His Love of the Ocean Inspired His Gift
Eck Meng Goh’s gift to UCLA Anderson was inspired by his young daughter, who chose donations to ocean-saving causes in lieu of birthday presents
Goh believes what’s important is making sure we have sufficient resources for the growth of life on the planet
MBA student Sarah Heiser (’23) currently holds the Goh fellowship
Eck Meng Goh (’92), founder and CEO of Singapore-based Stratos Capital Private Ltd., cares deeply about Earth’s oceans.
He and his daughter, Elizabeth, love to scuba dive, and together they’ve seen the bleaching of coral reefs, a phenomenon that occurs when warming ocean waters cause coral to expel algae and turn white, which distresses them and exposes them to mortality. Determined to make a difference, Elizabeth asked her friends and family to recognize her birthday with donations to causes dedicated to healing the oceans — with the Gohs pledging to match their gifts dollar for dollar.
“I thought it was important to lead by example.
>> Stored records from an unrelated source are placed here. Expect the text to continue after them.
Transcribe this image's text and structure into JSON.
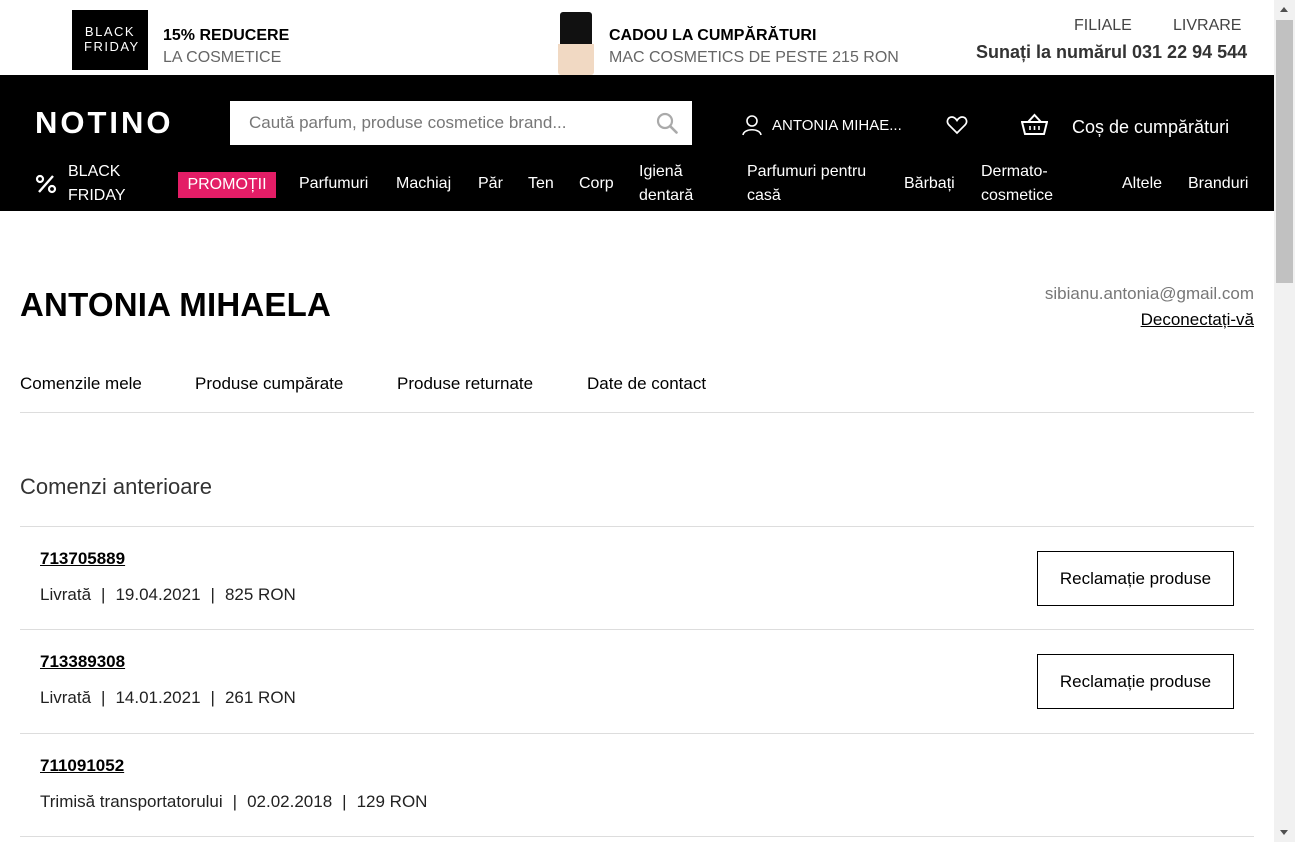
{
  "promo": {
    "black_friday_badge": "BLACK FRIDAY",
    "offer1_title": "15% REDUCERE",
    "offer1_subtitle": "LA COSMETICE",
    "offer2_title": "CADOU LA CUMPĂRĂTURI",
    "offer2_subtitle": "MAC COSMETICS DE PESTE 215 RON",
    "filiale": "FILIALE",
    "livrare": "LIVRARE",
    "phone": "Sunați la numărul 031 22 94 544"
  },
  "header": {
    "logo": "NOTINO",
    "search_placeholder": "Caută parfum, produse cosmetice brand...",
    "user_name": "ANTONIA MIHAE...",
    "cart_label": "Coș de cumpărături"
  },
  "nav": {
    "black_friday_1": "BLACK",
    "black_friday_2": "FRIDAY",
    "promotii": "PROMOȚII",
    "parfumuri": "Parfumuri",
    "machiaj": "Machiaj",
    "par": "Păr",
    "ten": "Ten",
    "corp": "Corp",
    "igiena_1": "Igienă",
    "igiena_2": "dentară",
    "casa_1": "Parfumuri pentru",
    "casa_2": "casă",
    "barbati": "Bărbați",
    "dermato_1": "Dermato-",
    "dermato_2": "cosmetice",
    "altele": "Altele",
    "branduri": "Branduri"
  },
  "account": {
    "name": "ANTONIA MIHAELA",
    "email": "sibianu.antonia@gmail.com",
    "logout": "Deconectați-vă",
    "tabs": [
      "Comenzile mele",
      "Produse cumpărate",
      "Produse returnate",
      "Date de contact"
    ]
  },
  "orders": {
    "section_title": "Comenzi anterioare",
    "claim_label": "Reclamație produse",
    "separator": "|",
    "items": [
      {
        "number": "713705889",
        "status": "Livrată",
        "date": "19.04.2021",
        "amount": "825 RON"
      },
      {
        "number": "713389308",
        "status": "Livrată",
        "date": "14.01.2021",
        "amount": "261 RON"
      },
      {
        "number": "711091052",
        "status": "Trimisă transportatorului",
        "date": "02.02.2018",
        "amount": "129 RON"
      }
    ]
  },
  "colors": {
    "accent": "#e31d66",
    "header_bg": "#000000"
  },
  "icons": [
    "search-icon",
    "user-icon",
    "heart-icon",
    "basket-icon",
    "percent-icon"
  ]
}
Seventy percent of the world is covered by water, and the water is filled with plastics. We as a race, as humans, have been choking it.”
Elizabeth’s selflessness (which has spanned several birthdays by now) inspired her father to endow UCLA Anderson with a fellowship providing financial support to a student interested in environmental causes. “I thought it was important for me to lead as well by example,” Goh says. “Seventy percent of the world is covered by water, and the water is filled with plastics. We as a race, as humans, have been choking it. I’m very glad that people are starting to take notice of how important the oceans are for sustaining life, human life, on Earth. So that’s why I also chose saving the oceans as an important thing.”
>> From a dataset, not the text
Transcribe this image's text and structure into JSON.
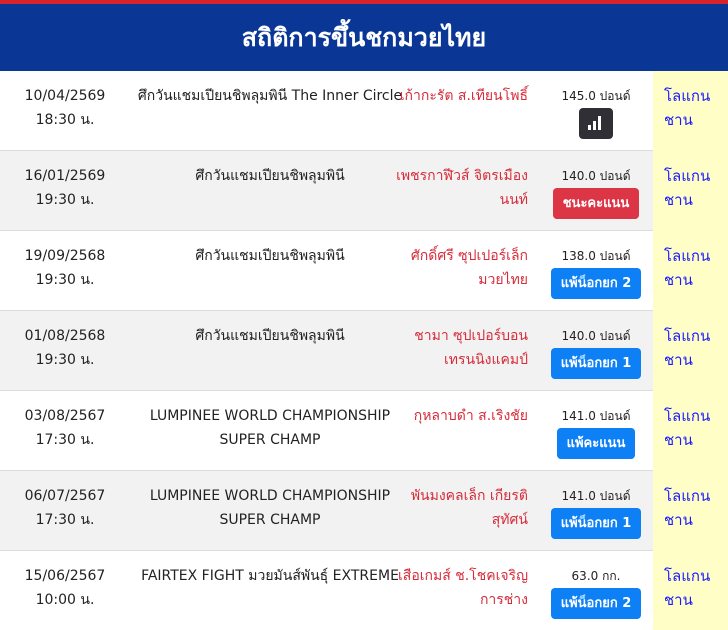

Goh founded Stratos Capital and has been its chairman and CEO since 2007. He has more than 20 years of experience in investment banking and private-sector management, and is currently managing director of several family-owned businesses with primary interest in property and investments. Before settling in Singapore, he spent over 10 years in New York and San Francisco as an investment banker with Deutsche Bank, Dresdner Kleinwort Benson and Citibank. In addition to his UCLA Anderson MBA, he holds a bachelor’s degree in economics from Monash University in Australia.
Goh recently returned to campus to attend his 30th reunion, meeting with old classmates as well as UCLA Anderson Dean Tony Bernardo and MBA student Sarah Heiser (’23), who holds the Goh fellowship.
“She’s lovely,” Goh says of Heiser. “I’m so glad that she is also evolving herself. She was asking me if the fellowship was aimed only at social impact, and I said, ‘No. It doesn’t have to be social impact. It doesn’t have to be not-for-profit. What’s important is making sure that we have sufficient resources for the growth of life on this planet.’”
He says his interest as a young UCLA student was not necessarily in studying finance.
“When I first came to Anderson, most of my classmates were interested in finance. I was already in finance, and that was probably the last thing on my mind,” Goh says. “I came to Anderson looking to expand my knowledge and expose myself to different things. I had also looked at the film school. I looked at urban planning. I looked at arts and not-for-profits too.”
Once enrolled at Anderson, Goh formed a relationship with Senior Associate Dean (then Professor) Al Osborne. “I just bonded with Al and I became one of his teaching assistants for the full-time program. Through that, I got to know him better,” Goh says. “He’s just a good guy, you know?”
Goh’s relationship with Osborne continues to this day. The reunion gave them another chance to catch up. Their bond played a role in Goh’s decision to create the fellowship, as did his family’s values.
“My family has always believed in education,” Goh says. “I delayed part of my donation because during the early stage of the pandemic, there were a lot of less fortunate people that needed financial assistance. So I delayed part of my giving while I was funding other causes to help the less fortunate in Singapore, particularly people who were not able to get medical help.
“Basically, education has been something that my family has always believed in because people help themselves,” he continues. “Hopefully by giving, I’ll inspire the future recipients to also give back to the school.”